Tossicozeisti vs carenzialisti
Le novità, insieme all’aggravarsi del numero dei casi non tardarono ad arrivare. Una provvidenziale alternativa alle teorie carenzialiste venne formulata, intorno al 1860, dai cosidetti tossicozeisti. Ballardini in Italia, Roussel e Costellat in Francia, riprendendo ipotesi già adombrate precedentemente da altri studiosi, sostennero che la vera causa della pellagra era da ricercarsi nelle sostanze tossiche prodotte dal mais avariato di cui si cibavano contadini già indeboliti nel fisico a causa di una dieta insufficiente. Lombroso aveva aderito alla teoria tossicozeista. Lo psichiatra sosteneva l’ipotesi che i pellagrosi potessero essere curati continuando a mangiare esclusivamente polenta assumendo farmaci specifici. Il problema raggiunse il suo apice verso la fine del secolo, quando i casi aumentarono e, con essi, anche le zone colpite. La pellagra insieme alla miseria furono le principali cause delle emigrazioni di massa di quel periodo in Veneto.

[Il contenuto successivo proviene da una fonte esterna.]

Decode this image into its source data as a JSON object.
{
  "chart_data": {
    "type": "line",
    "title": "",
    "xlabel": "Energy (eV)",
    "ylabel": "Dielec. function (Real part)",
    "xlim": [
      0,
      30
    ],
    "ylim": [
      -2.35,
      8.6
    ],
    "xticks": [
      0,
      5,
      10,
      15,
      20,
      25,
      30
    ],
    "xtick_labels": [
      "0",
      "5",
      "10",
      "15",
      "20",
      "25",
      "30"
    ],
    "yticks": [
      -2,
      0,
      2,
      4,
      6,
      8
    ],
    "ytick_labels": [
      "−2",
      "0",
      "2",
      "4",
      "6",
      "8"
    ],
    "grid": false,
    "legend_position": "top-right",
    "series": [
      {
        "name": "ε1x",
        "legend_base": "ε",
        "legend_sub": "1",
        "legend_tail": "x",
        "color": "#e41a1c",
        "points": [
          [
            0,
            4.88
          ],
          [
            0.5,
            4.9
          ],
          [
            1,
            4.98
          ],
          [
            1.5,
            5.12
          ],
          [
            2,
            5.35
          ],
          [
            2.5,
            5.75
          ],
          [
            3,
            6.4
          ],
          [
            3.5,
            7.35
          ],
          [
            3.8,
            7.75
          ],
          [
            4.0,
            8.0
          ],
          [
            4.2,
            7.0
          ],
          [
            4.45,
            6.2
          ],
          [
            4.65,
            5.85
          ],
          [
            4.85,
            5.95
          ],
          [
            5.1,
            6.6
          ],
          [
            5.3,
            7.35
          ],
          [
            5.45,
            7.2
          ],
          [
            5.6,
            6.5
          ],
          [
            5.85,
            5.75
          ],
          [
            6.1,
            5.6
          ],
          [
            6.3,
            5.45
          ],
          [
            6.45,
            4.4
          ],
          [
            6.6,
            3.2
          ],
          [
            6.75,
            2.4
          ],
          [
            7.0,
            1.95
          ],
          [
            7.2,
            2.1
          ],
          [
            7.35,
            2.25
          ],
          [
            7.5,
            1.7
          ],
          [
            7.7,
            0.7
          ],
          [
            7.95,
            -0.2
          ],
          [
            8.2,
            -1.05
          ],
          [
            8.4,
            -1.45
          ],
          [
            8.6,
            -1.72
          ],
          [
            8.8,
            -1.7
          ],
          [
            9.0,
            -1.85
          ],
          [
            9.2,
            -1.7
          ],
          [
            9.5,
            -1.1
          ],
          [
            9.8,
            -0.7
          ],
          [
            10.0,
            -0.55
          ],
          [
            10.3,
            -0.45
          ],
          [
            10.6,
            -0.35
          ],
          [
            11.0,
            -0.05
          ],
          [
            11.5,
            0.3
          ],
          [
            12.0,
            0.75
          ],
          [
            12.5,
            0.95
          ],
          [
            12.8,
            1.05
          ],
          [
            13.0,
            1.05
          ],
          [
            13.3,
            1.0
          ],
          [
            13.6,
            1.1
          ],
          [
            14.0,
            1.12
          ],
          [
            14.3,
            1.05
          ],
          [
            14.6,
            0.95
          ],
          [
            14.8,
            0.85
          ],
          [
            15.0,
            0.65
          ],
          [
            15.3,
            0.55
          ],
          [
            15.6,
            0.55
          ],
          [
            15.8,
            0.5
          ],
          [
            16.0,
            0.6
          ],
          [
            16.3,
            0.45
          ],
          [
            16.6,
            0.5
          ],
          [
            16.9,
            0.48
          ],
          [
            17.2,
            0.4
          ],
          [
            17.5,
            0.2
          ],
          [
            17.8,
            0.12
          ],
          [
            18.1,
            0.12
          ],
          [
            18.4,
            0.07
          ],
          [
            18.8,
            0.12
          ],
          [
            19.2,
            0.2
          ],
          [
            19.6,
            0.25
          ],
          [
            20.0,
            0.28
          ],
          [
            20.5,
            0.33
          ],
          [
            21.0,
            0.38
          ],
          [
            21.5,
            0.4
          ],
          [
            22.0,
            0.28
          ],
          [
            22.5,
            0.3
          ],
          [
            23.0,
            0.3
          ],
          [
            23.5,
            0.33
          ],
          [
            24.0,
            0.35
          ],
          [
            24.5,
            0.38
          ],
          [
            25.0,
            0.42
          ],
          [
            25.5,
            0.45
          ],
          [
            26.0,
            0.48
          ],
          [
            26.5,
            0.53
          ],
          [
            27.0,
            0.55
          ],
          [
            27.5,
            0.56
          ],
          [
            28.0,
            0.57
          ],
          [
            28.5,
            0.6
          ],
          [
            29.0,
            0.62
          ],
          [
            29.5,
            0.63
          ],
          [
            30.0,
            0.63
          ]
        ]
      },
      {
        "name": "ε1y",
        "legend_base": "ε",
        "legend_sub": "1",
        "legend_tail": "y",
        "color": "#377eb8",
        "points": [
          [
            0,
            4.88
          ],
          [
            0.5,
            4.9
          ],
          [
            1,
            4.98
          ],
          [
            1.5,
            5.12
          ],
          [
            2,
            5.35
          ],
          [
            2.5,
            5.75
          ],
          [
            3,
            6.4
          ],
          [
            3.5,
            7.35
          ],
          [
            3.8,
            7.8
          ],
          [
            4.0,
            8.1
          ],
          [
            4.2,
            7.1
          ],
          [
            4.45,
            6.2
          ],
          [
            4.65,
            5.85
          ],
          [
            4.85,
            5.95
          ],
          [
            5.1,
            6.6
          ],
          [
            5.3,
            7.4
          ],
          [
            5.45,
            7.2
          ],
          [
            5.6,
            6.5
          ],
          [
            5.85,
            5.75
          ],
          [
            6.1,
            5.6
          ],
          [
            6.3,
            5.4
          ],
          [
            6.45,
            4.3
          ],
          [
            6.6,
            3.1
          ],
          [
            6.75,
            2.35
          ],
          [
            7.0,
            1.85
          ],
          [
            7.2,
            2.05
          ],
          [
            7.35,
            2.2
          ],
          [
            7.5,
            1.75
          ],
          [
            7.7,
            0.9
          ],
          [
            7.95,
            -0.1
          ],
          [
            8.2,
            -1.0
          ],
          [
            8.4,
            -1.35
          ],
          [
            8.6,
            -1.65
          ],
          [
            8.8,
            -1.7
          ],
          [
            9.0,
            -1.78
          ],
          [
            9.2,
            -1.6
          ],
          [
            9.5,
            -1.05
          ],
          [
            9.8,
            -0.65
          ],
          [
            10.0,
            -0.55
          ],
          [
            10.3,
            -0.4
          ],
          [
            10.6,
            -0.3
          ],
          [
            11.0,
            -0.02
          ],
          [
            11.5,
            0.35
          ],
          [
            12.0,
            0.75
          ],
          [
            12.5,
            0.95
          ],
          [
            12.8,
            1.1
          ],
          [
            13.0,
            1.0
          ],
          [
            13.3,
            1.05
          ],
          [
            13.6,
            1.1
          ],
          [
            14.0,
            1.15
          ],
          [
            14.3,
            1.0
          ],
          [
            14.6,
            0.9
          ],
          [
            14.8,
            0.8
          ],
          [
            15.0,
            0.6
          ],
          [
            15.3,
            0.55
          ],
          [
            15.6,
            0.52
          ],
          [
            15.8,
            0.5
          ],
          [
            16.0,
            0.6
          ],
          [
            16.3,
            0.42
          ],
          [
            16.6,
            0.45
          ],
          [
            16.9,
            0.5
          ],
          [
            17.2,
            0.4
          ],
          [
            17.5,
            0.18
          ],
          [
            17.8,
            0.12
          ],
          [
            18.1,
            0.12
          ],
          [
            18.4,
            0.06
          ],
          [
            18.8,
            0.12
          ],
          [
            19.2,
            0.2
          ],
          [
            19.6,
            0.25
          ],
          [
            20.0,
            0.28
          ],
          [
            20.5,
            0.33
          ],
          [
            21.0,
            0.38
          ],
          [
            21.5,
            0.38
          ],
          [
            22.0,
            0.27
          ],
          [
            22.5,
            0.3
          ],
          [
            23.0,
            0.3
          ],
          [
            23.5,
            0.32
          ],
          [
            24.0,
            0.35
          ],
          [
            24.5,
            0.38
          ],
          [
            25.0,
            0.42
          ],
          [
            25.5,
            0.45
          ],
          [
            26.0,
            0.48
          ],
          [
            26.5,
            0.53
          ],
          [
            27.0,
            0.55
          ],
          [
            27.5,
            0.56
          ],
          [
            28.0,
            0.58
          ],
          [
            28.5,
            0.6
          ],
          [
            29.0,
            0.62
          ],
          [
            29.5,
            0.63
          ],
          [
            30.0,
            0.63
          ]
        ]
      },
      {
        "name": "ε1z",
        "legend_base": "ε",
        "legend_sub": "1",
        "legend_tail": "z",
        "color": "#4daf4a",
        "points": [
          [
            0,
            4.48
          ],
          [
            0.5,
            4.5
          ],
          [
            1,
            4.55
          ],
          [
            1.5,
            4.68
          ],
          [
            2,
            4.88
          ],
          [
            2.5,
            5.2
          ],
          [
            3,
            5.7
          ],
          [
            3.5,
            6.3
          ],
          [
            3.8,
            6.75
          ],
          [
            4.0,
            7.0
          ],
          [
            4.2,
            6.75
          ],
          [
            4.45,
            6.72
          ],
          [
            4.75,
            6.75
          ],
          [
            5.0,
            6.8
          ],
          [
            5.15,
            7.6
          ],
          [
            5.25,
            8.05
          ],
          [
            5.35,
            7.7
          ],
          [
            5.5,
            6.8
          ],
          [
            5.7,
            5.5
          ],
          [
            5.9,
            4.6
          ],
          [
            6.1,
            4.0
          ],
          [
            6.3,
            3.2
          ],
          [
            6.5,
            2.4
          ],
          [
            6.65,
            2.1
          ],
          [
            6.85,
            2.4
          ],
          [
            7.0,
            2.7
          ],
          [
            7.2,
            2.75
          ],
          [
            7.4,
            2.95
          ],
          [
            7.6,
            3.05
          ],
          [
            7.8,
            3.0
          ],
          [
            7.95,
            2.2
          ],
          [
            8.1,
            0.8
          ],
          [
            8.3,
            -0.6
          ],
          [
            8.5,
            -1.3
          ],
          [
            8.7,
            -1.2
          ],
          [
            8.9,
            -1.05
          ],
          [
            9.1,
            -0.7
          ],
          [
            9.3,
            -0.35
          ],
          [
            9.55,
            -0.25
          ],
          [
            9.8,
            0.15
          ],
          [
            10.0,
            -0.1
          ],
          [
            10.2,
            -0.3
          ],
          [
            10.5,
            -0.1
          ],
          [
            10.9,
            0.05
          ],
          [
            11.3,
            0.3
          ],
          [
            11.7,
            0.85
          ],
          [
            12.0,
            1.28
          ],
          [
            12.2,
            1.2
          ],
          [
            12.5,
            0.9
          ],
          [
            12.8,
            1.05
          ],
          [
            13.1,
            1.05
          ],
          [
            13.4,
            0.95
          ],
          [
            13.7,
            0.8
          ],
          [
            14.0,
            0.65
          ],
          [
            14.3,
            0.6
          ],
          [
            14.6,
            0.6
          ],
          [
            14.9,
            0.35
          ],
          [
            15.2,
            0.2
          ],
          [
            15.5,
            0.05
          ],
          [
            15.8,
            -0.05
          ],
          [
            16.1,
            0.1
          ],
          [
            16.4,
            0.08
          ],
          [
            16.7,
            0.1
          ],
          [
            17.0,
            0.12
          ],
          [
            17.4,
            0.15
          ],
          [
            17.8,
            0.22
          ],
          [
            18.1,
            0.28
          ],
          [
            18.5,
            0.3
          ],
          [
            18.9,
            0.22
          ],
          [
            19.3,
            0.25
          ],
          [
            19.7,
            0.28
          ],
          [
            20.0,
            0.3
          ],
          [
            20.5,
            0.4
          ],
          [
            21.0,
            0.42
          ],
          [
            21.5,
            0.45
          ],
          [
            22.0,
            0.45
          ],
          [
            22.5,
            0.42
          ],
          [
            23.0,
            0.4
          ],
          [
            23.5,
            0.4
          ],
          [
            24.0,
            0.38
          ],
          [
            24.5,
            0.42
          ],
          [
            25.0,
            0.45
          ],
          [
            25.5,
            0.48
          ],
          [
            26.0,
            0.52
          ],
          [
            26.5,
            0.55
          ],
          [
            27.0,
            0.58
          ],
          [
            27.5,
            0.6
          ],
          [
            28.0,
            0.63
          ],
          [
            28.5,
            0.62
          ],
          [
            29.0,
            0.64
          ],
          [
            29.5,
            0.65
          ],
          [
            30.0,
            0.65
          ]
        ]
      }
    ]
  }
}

Lapide di Cesare Lombroso a Torino (da Wikimedia Commons)
Costante Gris
In questo difficile contesto la classe dirigente veneta cercò di attuare delle contromisure. Il caso di Costante Gris è esemplare: sindaco di Mogliano Veneto dal 1878 al 1886 fondò un istituto pellagrologico ed un pellagrosario. Questo sistema di assistenza era sostenuto dagli stessi possidenti.
La concezione di Gris riguardo la beneficenza era piuttosto tradizionalista: quello che aveva da offrire di nuovo invece fu sostanzialmente un’equa differenziazione e divisione in campo assistenziale. Tra le molte idee e progetti di Gris, vi era la creazione di essiccatoi per il mais, di cucine economiche e, infine, di un centro di divulgazione scientifica della pellagra che non riuscì, però, a mettere d’accordo gli studiosi. Per questo il progetto politico di Gris di creare un’alleanza laica e riformista fra borghesia, classe dirigente e masse popolari era destinato ad esaurirsi.
La sconfitta della pellagra
La sconfitta della pellagra fu dunque parte di quello stesso processo che l’aveva in fin dei conti causata. L’intervento di classe dirigente ed autorità pubblica fu reso necessario dagli effetti collaterali della malattia, tuttavia l’accumulo di capitale necessario allo sviluppo successivo e al suo debellamento fu fondato e costruito economicamente proprio sulla pelle (agra) dei contadini mezzadri veneti. Il dibattito eziologico della seconda metà dell’Ottocento è prova di come in qualche modo circolasse l’idea di come essere pellagrosi fosse dopotutto anche uno stigma culturale: significava essere sporchi, trascurati, degradati. E questa stigma morale non scompariva insieme alla pellagra ma ci ricorda che nonostante questi limiti la scienza positivista ottocentesca ha comunque portato un avanzamento in relazione alla mentalità, fino ad allora fortemente condizionata dalla religione e dalla superstizione.